By the end of last June, the US Supreme Court had decided a raft of life-and-death cases that touched millions of Americans and gave the court a confident new luster in its place among the federal branches. This year, however, the high court heads into its final months - usually a time of much anticipation - with few national issues to weigh, and with a low-key, businesslike demeanor.
This spring, technical issues and rulings for smaller interest groups are occupying the justices - not grand constitutional questions. This doesn't mean the court has lost its luster. Actually, experts say a hiatus from tough cases and the scrutiny that goes with them may add to the image of the court as an institution of high and lofty purpose.
Nor is the year a write-off. This month the justices will hear the two cases most likely to characterize this court term: A "line item veto" case could give the White House significant new powers. Also, the most dynamic of four sexual-harassment cases taken this year comes up, something that could change the law by making harassment more a civil-rights claim than a workplace claim.
Still, compared with last term, the court is in a Sargasso Sea of calm. Last April the justices had before them 12 hard constitutional problems - cases like a right to an assisted suicide, religious freedoms for minority faiths, the powers of Congress, separation of church and state, White House immunity, and smut and censorship on the Internet.
This year contains no cases of that magnitude. "I can't name a single Supreme Court decision this year that has important constitutional ramifications for the nation," says Evan Caminker, a law professor at the University of California at Los Angeles and former clerk to the late Justice William Brennan.
Last October, it seemed the high court would make history on race and affirmative action this year. A case out of Piscataway, N.J., could have resulted in a five-vote majority eliminating the formula that allows race to be considered as a factor in making employment decisions for teachers and other public servants. Also, the high court was weighing whether to take a challenge to a sweeping referendum in California (Proposition 209) that would eliminate race as a factor in schools, jobs, and state agencies.

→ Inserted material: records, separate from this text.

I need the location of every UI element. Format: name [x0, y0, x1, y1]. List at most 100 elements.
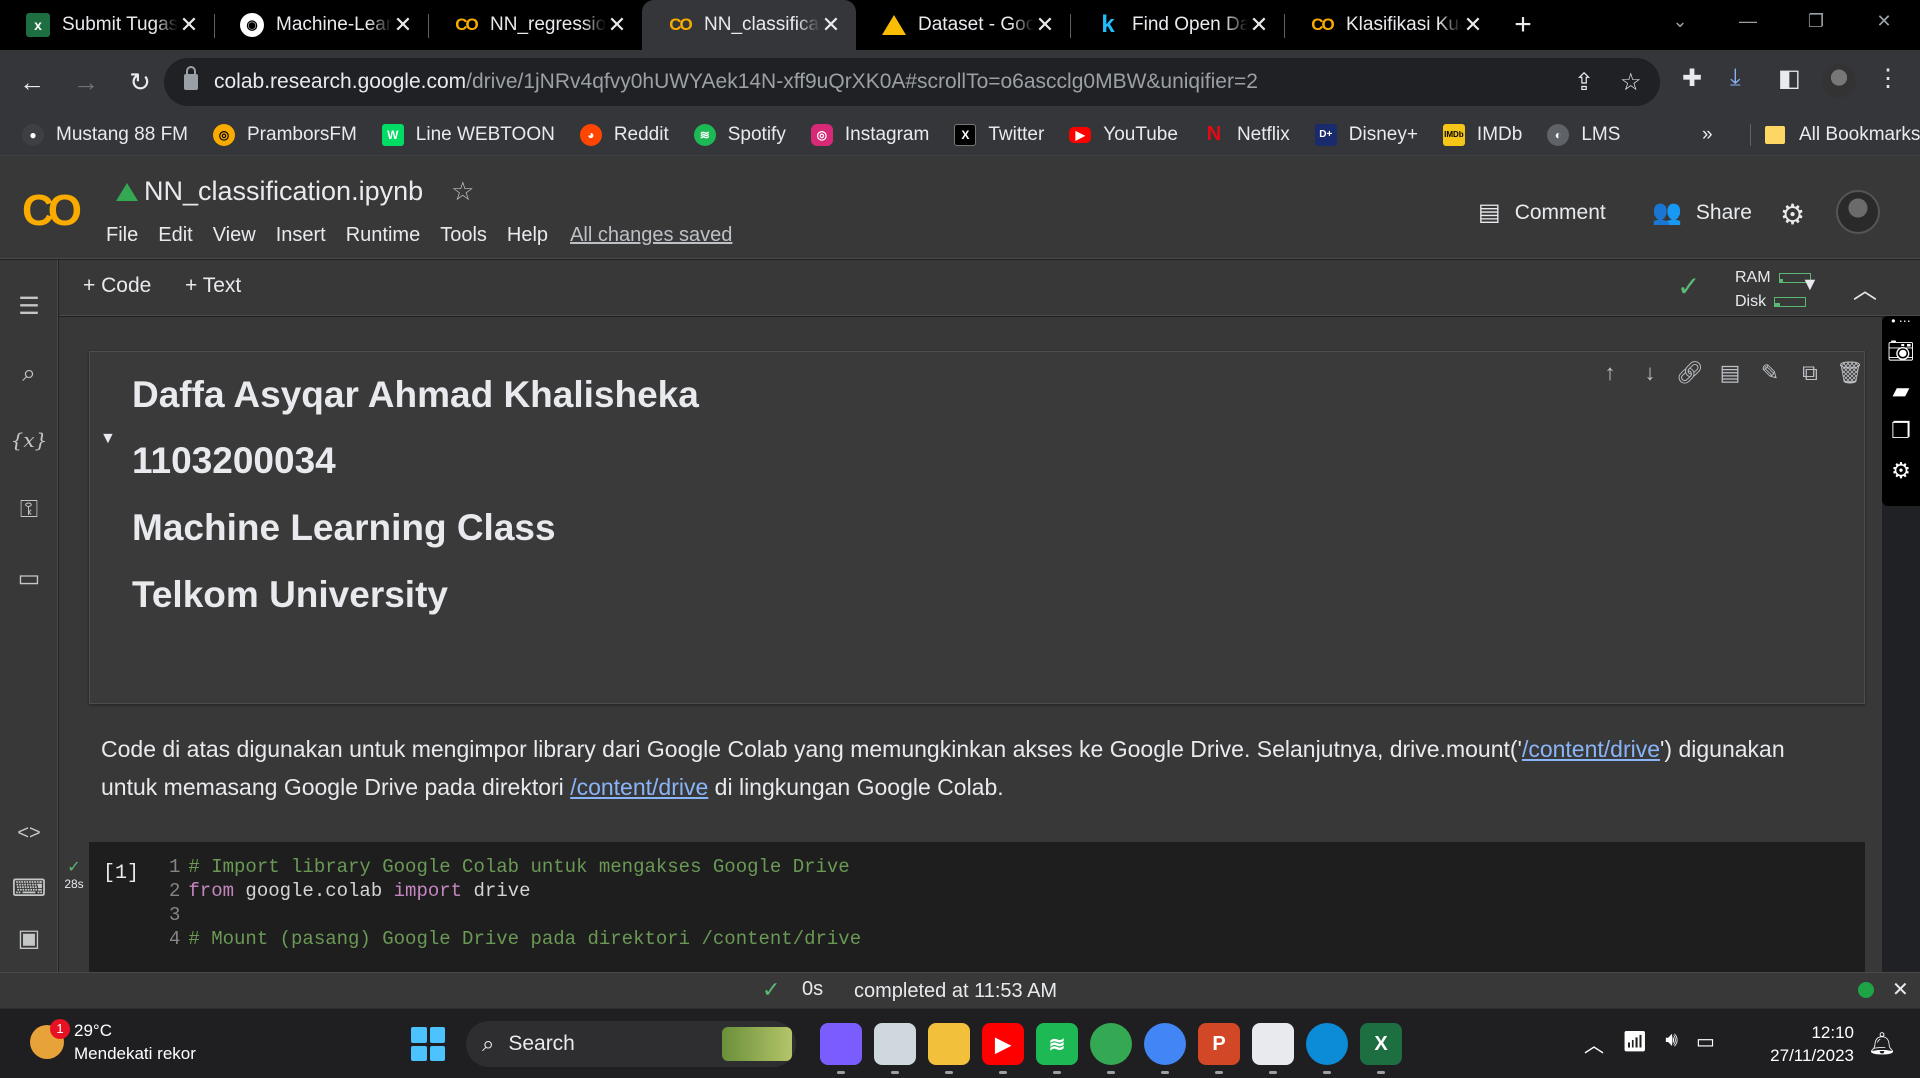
bookmark-disney[interactable]: D+ Disney+: [1314, 123, 1418, 146]
task-view-icon[interactable]: [874, 1023, 916, 1065]
minimize-button[interactable]: —: [1716, 0, 1780, 42]
close-icon[interactable]: ✕: [1034, 12, 1056, 38]
chevron-up-icon[interactable]: ︿: [1584, 1029, 1604, 1058]
snipping-tool-icon[interactable]: [1252, 1023, 1294, 1065]
notebook-title-text[interactable]: NN_classification.ipynb: [144, 176, 423, 207]
tab-submit-tugas[interactable]: x Submit Tugas ✕: [0, 0, 214, 50]
close-icon[interactable]: ✕: [820, 12, 842, 38]
excel-app-icon[interactable]: X: [1360, 1023, 1402, 1065]
runtime-dropdown-icon[interactable]: ▼: [1801, 274, 1819, 295]
copilot-icon[interactable]: [820, 1023, 862, 1065]
weather-widget[interactable]: 1 29°C Mendekati rekor: [30, 1019, 196, 1065]
collapse-section-icon[interactable]: ▼: [100, 430, 116, 448]
menu-tools[interactable]: Tools: [440, 224, 487, 247]
bookmark-youtube[interactable]: ▶ YouTube: [1069, 124, 1178, 146]
tab-search-icon[interactable]: ⌄: [1648, 0, 1712, 42]
comment-icon[interactable]: ▤: [1710, 360, 1750, 386]
collapse-header-icon[interactable]: ︿: [1853, 270, 1877, 305]
bookmark-lms[interactable]: ◐ LMS: [1547, 123, 1620, 146]
tab-nn-regression[interactable]: CO NN_regression ✕: [428, 0, 642, 50]
window-capture-icon[interactable]: ❐: [1882, 418, 1920, 444]
account-avatar[interactable]: [1836, 190, 1880, 234]
wifi-icon[interactable]: 📶︎: [1622, 1029, 1647, 1058]
address-bar[interactable]: colab.research.google.com/drive/1jNRv4qf…: [164, 58, 1660, 106]
tab-dataset-drive[interactable]: Dataset - Goo ✕: [856, 0, 1070, 50]
terminal-icon[interactable]: ▣: [0, 924, 58, 953]
link-icon[interactable]: 🔗︎: [1670, 360, 1710, 386]
more-options-icon[interactable]: ⋮: [1870, 360, 1882, 386]
settings-gear-icon[interactable]: ⚙: [1780, 198, 1805, 231]
windows-start-icon[interactable]: [411, 1027, 445, 1061]
content-drive-link[interactable]: /content/drive: [570, 774, 708, 800]
new-tab-button[interactable]: +: [1498, 0, 1548, 50]
secrets-key-icon[interactable]: ⚿: [0, 496, 58, 524]
menu-runtime[interactable]: Runtime: [346, 224, 420, 247]
back-button[interactable]: ←: [10, 60, 54, 104]
close-icon[interactable]: ✕: [178, 12, 200, 38]
close-window-button[interactable]: ✕: [1852, 0, 1916, 42]
menu-edit[interactable]: Edit: [158, 224, 192, 247]
menu-insert[interactable]: Insert: [276, 224, 326, 247]
download-icon[interactable]: ⤓: [1730, 64, 1741, 92]
chrome-profile-b-icon[interactable]: [1090, 1023, 1132, 1065]
command-palette-icon[interactable]: ⌨: [0, 874, 58, 903]
volume-icon[interactable]: 🔊︎: [1665, 1029, 1678, 1058]
camera-icon[interactable]: 📷︎: [1882, 338, 1920, 364]
extensions-icon[interactable]: ✚: [1682, 64, 1702, 93]
tab-find-open-data[interactable]: k Find Open Dat ✕: [1070, 0, 1284, 50]
forward-button[interactable]: →: [64, 60, 108, 104]
bookmark-webtoon[interactable]: W Line WEBTOON: [381, 123, 555, 146]
capture-settings-gear-icon[interactable]: ⚙: [1882, 458, 1920, 484]
move-up-icon[interactable]: ↑: [1590, 360, 1630, 386]
edge-icon[interactable]: [1306, 1023, 1348, 1065]
colab-logo[interactable]: CO: [22, 186, 82, 236]
bookmark-star-icon[interactable]: ☆: [1620, 68, 1642, 97]
battery-icon[interactable]: ▭: [1696, 1029, 1715, 1058]
video-camera-icon[interactable]: ▰: [1882, 378, 1920, 404]
files-folder-icon[interactable]: ▭: [0, 564, 58, 593]
bookmark-twitter[interactable]: X Twitter: [954, 123, 1044, 146]
edit-pencil-icon[interactable]: ✎: [1750, 360, 1790, 386]
code-snippets-icon[interactable]: <>: [0, 822, 58, 845]
table-of-contents-icon[interactable]: ☰: [0, 292, 58, 321]
bookmark-prambors[interactable]: ◎ PramborsFM: [213, 123, 357, 146]
menu-view[interactable]: View: [213, 224, 256, 247]
reload-button[interactable]: ↻: [118, 60, 162, 104]
add-text-cell-button[interactable]: + Text: [185, 274, 241, 298]
notification-bell-icon[interactable]: 🔔︎: [1868, 1031, 1896, 1057]
bookmark-imdb[interactable]: IMDb IMDb: [1442, 123, 1522, 146]
close-icon[interactable]: ✕: [1462, 12, 1484, 38]
close-icon[interactable]: ✕: [606, 12, 628, 38]
all-bookmarks-button[interactable]: All Bookmarks: [1750, 123, 1920, 146]
content-drive-link[interactable]: /content/drive: [1522, 736, 1660, 762]
comment-button[interactable]: ▤ Comment: [1478, 198, 1606, 227]
more-dots-icon[interactable]: • ⋯: [1882, 314, 1920, 328]
close-icon[interactable]: ✕: [1892, 977, 1909, 1002]
tab-nn-classification[interactable]: CO NN_classificati ✕: [642, 0, 856, 50]
menu-file[interactable]: File: [106, 224, 138, 247]
youtube-app-icon[interactable]: ▶: [982, 1023, 1024, 1065]
search-icon[interactable]: ⌕: [0, 360, 58, 388]
bookmark-spotify[interactable]: ≋ Spotify: [693, 123, 786, 146]
tab-machine-learning[interactable]: ◉ Machine-Learn ✕: [214, 0, 428, 50]
star-icon[interactable]: ☆: [451, 176, 474, 207]
restore-button[interactable]: ❐: [1784, 0, 1848, 42]
chrome-profile-icon[interactable]: [1144, 1023, 1186, 1065]
profile-avatar[interactable]: [1822, 64, 1856, 98]
text-cell[interactable]: ▼ ↑ ↓ 🔗︎ ▤ ✎ ⧉ 🗑︎ ⋮ Daffa Asyqar Ahmad K…: [89, 351, 1882, 704]
resource-monitor[interactable]: RAM Disk: [1735, 266, 1811, 314]
share-button[interactable]: 👥 Share: [1652, 198, 1752, 227]
bookmark-instagram[interactable]: ◎ Instagram: [810, 123, 929, 146]
close-icon[interactable]: ✕: [1248, 12, 1270, 38]
powerpoint-icon[interactable]: P: [1198, 1023, 1240, 1065]
bookmark-reddit[interactable]: ◕ Reddit: [579, 123, 669, 146]
taskbar-search[interactable]: ⌕ Search: [466, 1021, 796, 1067]
save-status[interactable]: All changes saved: [570, 224, 732, 247]
tab-klasifikasi[interactable]: CO Klasifikasi Kua ✕: [1284, 0, 1498, 50]
bookmarks-overflow-button[interactable]: »: [1702, 124, 1713, 146]
delete-icon[interactable]: 🗑︎: [1830, 360, 1870, 386]
close-icon[interactable]: ✕: [392, 12, 414, 38]
mirror-cell-icon[interactable]: ⧉: [1790, 360, 1830, 386]
completed-time[interactable]: completed at 11:53 AM: [854, 980, 1057, 1003]
variables-icon[interactable]: {x}: [0, 428, 58, 452]
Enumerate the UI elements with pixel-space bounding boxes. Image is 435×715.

But without comment the court refused to hear Prop. 209, then last fall a civil-rights coalition settled the Piscataway case before it was scheduled to be argued.
Not avoiding tough cases
Few scholars or former clerks suggest that the light constitutional load this year is something that the justices planned. "There's not a lot to suggest they are turning down really juicy or important cases," argues Mark Tushnet of the Georgetown University School of Law here. "But nor are they being very aggressive either."
At the same time, long-time court watchers speak of a certain natural "ebb and flow" of business on the court.
After one particularly heavy year, 1992, in which the Casey abortion ruling to not overturn Roe v. Wade came out - the following year was very light. In fact, it was after a difficult and divisive series of terms - culminating in Casey in 1992 - that the justices reportedly made an informal pact to not revisit abortion and privacy rights as they had been doing steadily.
The denial of an Ohio abortion case three weeks ago is an example, says Ed Lazarus, a clerk for former Justice Harry Blackmun and author of a new book on the court "Closed Chambers." "After the abortion rights of the early 1990s there was an tacit agreement to let tempers cool," Mr. Lazarus says.
Other important decisions pending this term include a First Amendment case out of Arkansas dealing with a former American Nazi Party member turned fundamentalist minister who wanted to be on public TV as a GOP candidate for Congress. The local public station decided that Ralph Forbes was not a serious candidate - though he had won nearly half the state votes in two previous runs for governor.
The high court must decide by June if taxpayer-financed broadcast stations are allowed to make the same kind of editorial choices as private stations - or whether the station must provide an open forum so as not to discriminate against minority viewpoints.
The sexual harassment case, Ellerth v. Burlington, will be heard April 22; the line-item veto, Clinton v. New York City, is scheduled for April 27.
Last June's 9-0 ruling allowing the Paula Jones suit against President Clinton to go forward, in addition to a similarly confident 9-0 ruling striking down a "right to die" seemed to mark a new kind of confidence among the justices. It bolstered the the court's role as the ultimate arbiter of the constitution. Whether the court will continue in that manner is a question for next year, experts say.